For over 100 years medical education has focused primarily on the transfer of conceptual biomedical knowledge, rather than on acquisition of “know how” – the working knowledge that learners need in order to translate that knowledge into performance: that is, consistent delivery of rational, effective, and safe clinical care. In the past two decades, performance-oriented educational innovations have made their appearance, but in order to succeed they will need strong support and close ties to the efforts being made to improve both clinical processes and outcomes.

Questions That This Paper Raises

  1. What factors have led to the dominance of conceptual knowledge transfer in medical education?
  2. What are the essential elements of experiential learning?
  3. Is there convincing evidence that performance-oriented educational initiatives have been effective in improving care delivery?
  4. What are the barriers to further development of performance-oriented programmes in medical education?
  5. How can performance-oriented medical education programmes be integrated with efforts to improve clinical processes and outcomes?

About the Author

Frank Davidoff, MD, MACP is an internist who served on the faculty at Harvard University and University of Connecticut medical schools prior to becoming senior vice-president for education at the American College of Physicians and then editor of Annals of Internal Medicine.

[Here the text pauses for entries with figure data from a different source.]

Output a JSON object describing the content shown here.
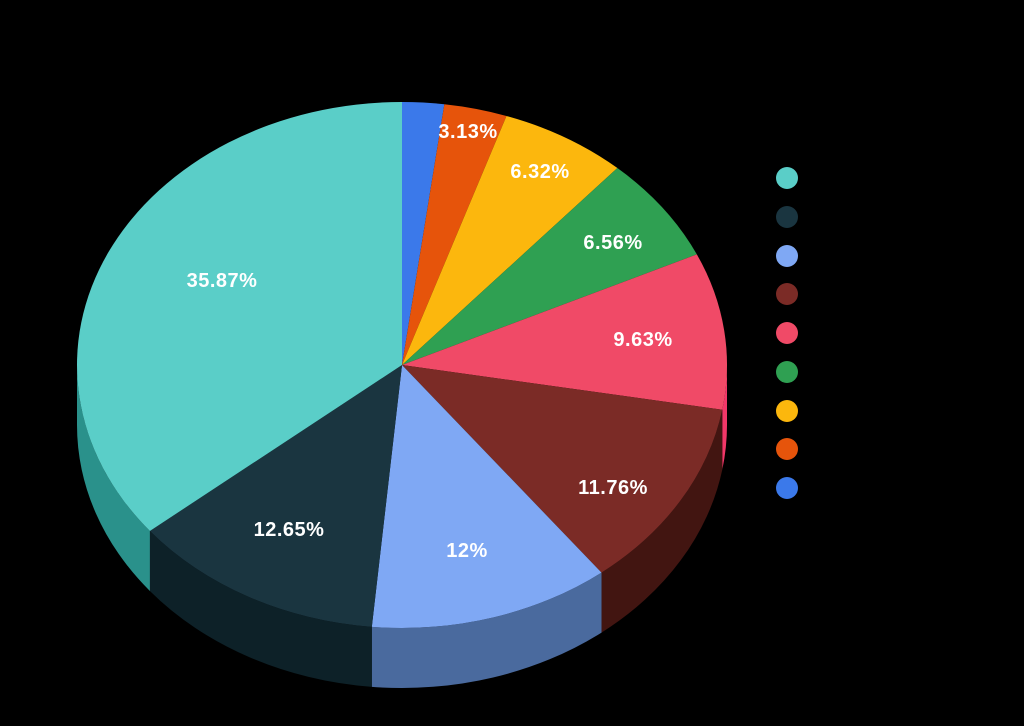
{
  "background_color": "#000000",
  "chart_data": {
    "type": "pie",
    "style": "3d",
    "title": "",
    "unit": "%",
    "start_angle": "12-oclock",
    "direction": "clockwise-ascending-value",
    "label_color": "#FFFFFF",
    "legend_position": "right",
    "legend_labels_visible": false,
    "slices": [
      {
        "value": 35.87,
        "label": "35.87%",
        "color": "#5ACEC8",
        "side_color": "#2A918B"
      },
      {
        "value": 12.65,
        "label": "12.65%",
        "color": "#1A3540",
        "side_color": "#0D2128"
      },
      {
        "value": 12,
        "label": "12%",
        "color": "#7FA8F4",
        "side_color": "#4A6A9E"
      },
      {
        "value": 11.76,
        "label": "11.76%",
        "color": "#7B2B26",
        "side_color": "#421511"
      },
      {
        "value": 9.63,
        "label": "9.63%",
        "color": "#F04A67",
        "side_color": "#F23768"
      },
      {
        "value": 6.56,
        "label": "6.56%",
        "color": "#2FA052"
      },
      {
        "value": 6.32,
        "label": "6.32%",
        "color": "#FCB70D"
      },
      {
        "value": 3.13,
        "label": "3.13%",
        "color": "#E6540B"
      },
      {
        "value": 2.08,
        "label": "",
        "color": "#3B79EA"
      }
    ]
  }
}
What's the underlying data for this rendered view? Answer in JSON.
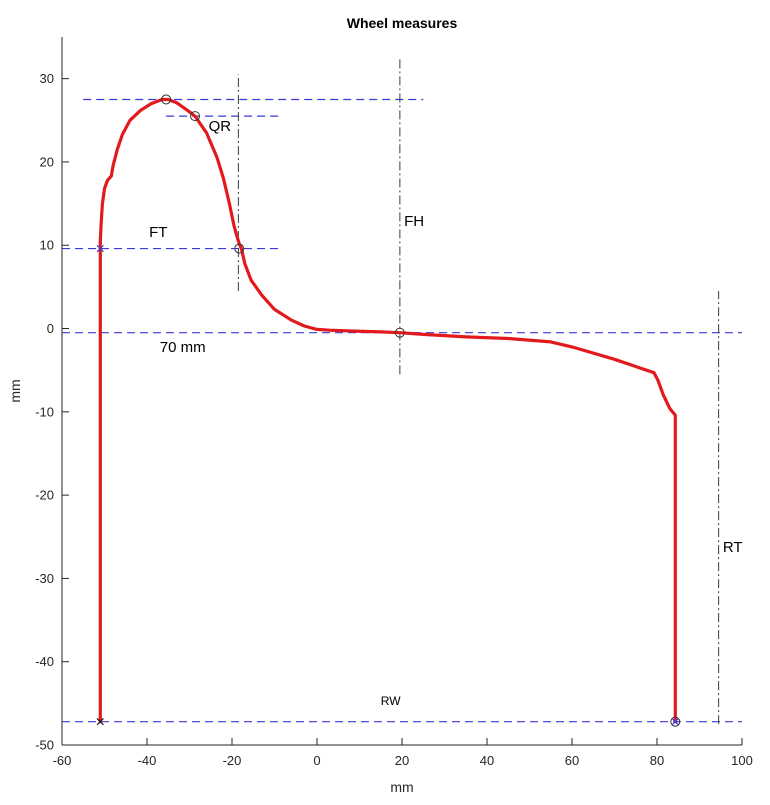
{
  "chart_data": {
    "type": "line",
    "title": "Wheel measures",
    "xlabel": "mm",
    "ylabel": "mm",
    "xlim": [
      -60,
      100
    ],
    "ylim": [
      -50,
      35
    ],
    "xticks": [
      -60,
      -40,
      -20,
      0,
      20,
      40,
      60,
      80,
      100
    ],
    "yticks": [
      -50,
      -40,
      -30,
      -20,
      -10,
      0,
      10,
      20,
      30
    ],
    "grid": false,
    "colors": {
      "profile": "#e31a1c",
      "guide": "#3a3ad6",
      "vertical_guide": "#3c3c3c",
      "axis": "#262626"
    },
    "series": [
      {
        "values_x": [
          -51,
          -51,
          -50.8,
          -50.5,
          -50,
          -49.3,
          -48.4,
          -48,
          -47,
          -45.8,
          -44,
          -41.5,
          -39,
          -36.5,
          -35,
          -33,
          -30.5,
          -28.7,
          -26,
          -23.5,
          -22,
          -20.6,
          -19.6,
          -18.8,
          -18.3,
          -17.8,
          -17,
          -15.5,
          -13,
          -10,
          -6,
          -3,
          0,
          3,
          8,
          15,
          19.5,
          25,
          35,
          45,
          55,
          60,
          70,
          79.3,
          80.2,
          81.5,
          83,
          84.3,
          84.3,
          84.3
        ],
        "values_y": [
          -47.2,
          10.5,
          12.5,
          15,
          16.8,
          17.8,
          18.3,
          19.5,
          21.5,
          23.3,
          25,
          26.2,
          27,
          27.5,
          27.5,
          27.1,
          26.2,
          25.5,
          23.5,
          20.5,
          18,
          15,
          12.5,
          11,
          10.2,
          9.6,
          7.8,
          5.8,
          4,
          2.3,
          1,
          0.3,
          -0.1,
          -0.2,
          -0.3,
          -0.4,
          -0.5,
          -0.7,
          -1,
          -1.2,
          -1.6,
          -2.2,
          -3.7,
          -5.3,
          -6.2,
          -8,
          -9.6,
          -10.4,
          -30,
          -47.2
        ]
      }
    ],
    "guides": {
      "horizontal": [
        {
          "y": 27.5,
          "x1": -55,
          "x2": 25
        },
        {
          "y": 25.5,
          "x1": -35.5,
          "x2": -8
        },
        {
          "y": 9.6,
          "x1": -60,
          "x2": -8
        },
        {
          "y": -0.5,
          "x1": -60,
          "x2": 100
        },
        {
          "y": -47.2,
          "x1": -60,
          "x2": 100
        }
      ],
      "vertical": [
        {
          "x": -18.5,
          "y1": 4.5,
          "y2": 30.5
        },
        {
          "x": 19.5,
          "y1": -5.5,
          "y2": 32.5
        },
        {
          "x": 94.5,
          "y1": -47.5,
          "y2": 4.5
        }
      ]
    },
    "markers": {
      "circles": [
        {
          "x": -35.5,
          "y": 27.5
        },
        {
          "x": -28.7,
          "y": 25.5
        },
        {
          "x": -18.3,
          "y": 9.6
        },
        {
          "x": 19.5,
          "y": -0.5
        },
        {
          "x": 84.3,
          "y": -47.2
        }
      ],
      "crosses_blue": [
        {
          "x": -51,
          "y": 9.6
        },
        {
          "x": 84.3,
          "y": -47.2
        }
      ],
      "crosses_black": [
        {
          "x": -51,
          "y": -47.2
        }
      ]
    },
    "annotations": [
      {
        "text": "QR",
        "x": -25.5,
        "y": 23.7,
        "size": "normal"
      },
      {
        "text": "FH",
        "x": 20.5,
        "y": 12.3,
        "size": "normal"
      },
      {
        "text": "FT",
        "x": -39.5,
        "y": 11,
        "size": "normal"
      },
      {
        "text": "70 mm",
        "x": -37,
        "y": -2.8,
        "size": "normal"
      },
      {
        "text": "RT",
        "x": 95.5,
        "y": -26.8,
        "size": "normal"
      },
      {
        "text": "RW",
        "x": 15,
        "y": -45.2,
        "size": "small"
      }
    ]
  }
}
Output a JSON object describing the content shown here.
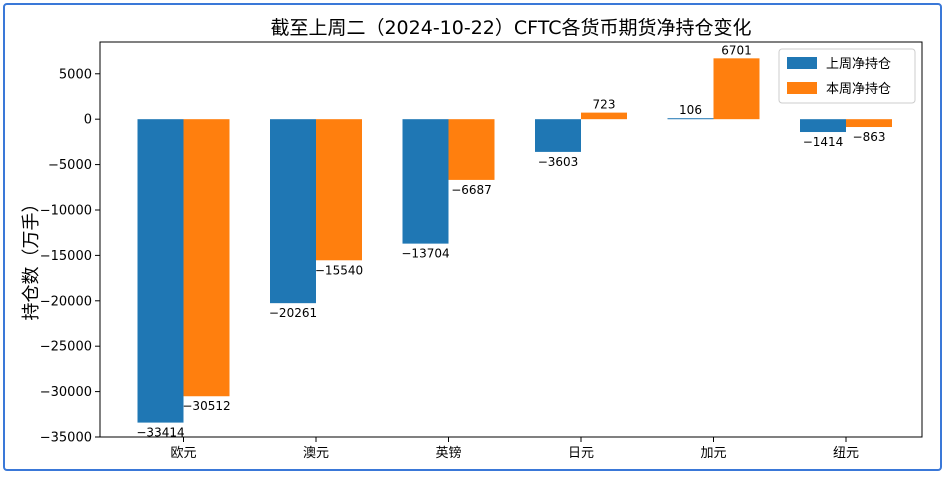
{
  "chart_data": {
    "type": "bar",
    "title": "截至上周二（2024-10-22）CFTC各货币期货净持仓变化",
    "xlabel": "",
    "ylabel": "持仓数（万手）",
    "categories": [
      "欧元",
      "澳元",
      "英镑",
      "日元",
      "加元",
      "纽元"
    ],
    "series": [
      {
        "name": "上周净持仓",
        "color": "#1f77b4",
        "values": [
          -33414,
          -20261,
          -13704,
          -3603,
          106,
          -1414
        ]
      },
      {
        "name": "本周净持仓",
        "color": "#ff7f0e",
        "values": [
          -30512,
          -15540,
          -6687,
          723,
          6701,
          -863
        ]
      }
    ],
    "ylim": [
      -35000,
      8500
    ],
    "yticks": [
      5000,
      0,
      -5000,
      -10000,
      -15000,
      -20000,
      -25000,
      -30000,
      -35000
    ],
    "grid": false,
    "legend_position": "top-right"
  }
}
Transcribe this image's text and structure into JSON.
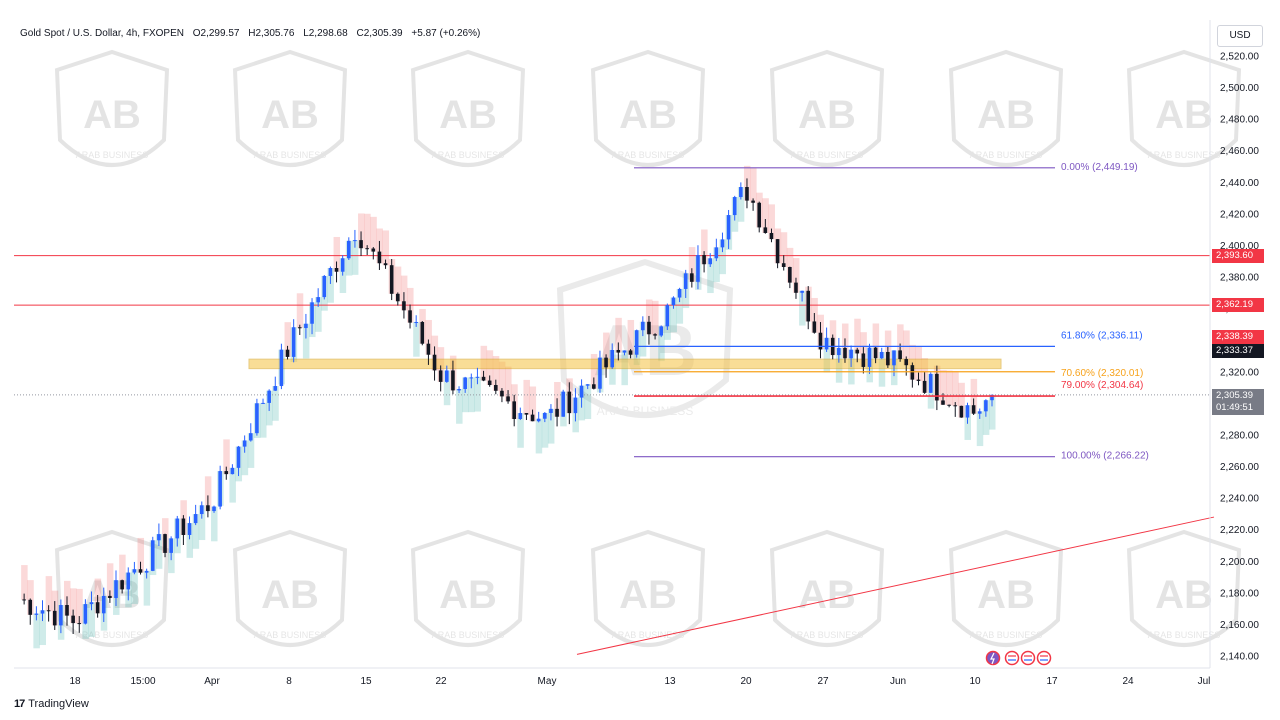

He is now emeritus editor of Annals of Internal Medicine and executive editor for the Institute for Healthcare Improvement. He served as a member of the Non-Prescription Drug Advisory Committee of the Food and Drug Administration, and is vice-President of Physicians for Human Rights. His publications include more than 130 original papers, editorials, and chapters, and a book of essays, “Who Has Seen a Blood Sugar? Reflections on Medical Education.”

Acknowledgment

The author gratefully acknowledges the contributions of Paul Batalden to the development of this review.

Footnotes

CITATION: Davidoff F., (2008), Focus on Performance: The 21st Century Revolution in Medical Education. In: Medicine, Mental Health, Science, Religion, and Well-being (A.R. Singh and S.A. Singh eds.), MSM6, Jan – Dec 2008, p29-40.

Conflict of Interest

None declared.

Declaration

This is my original unpublished work; it has not been submitted for publication elsewhere.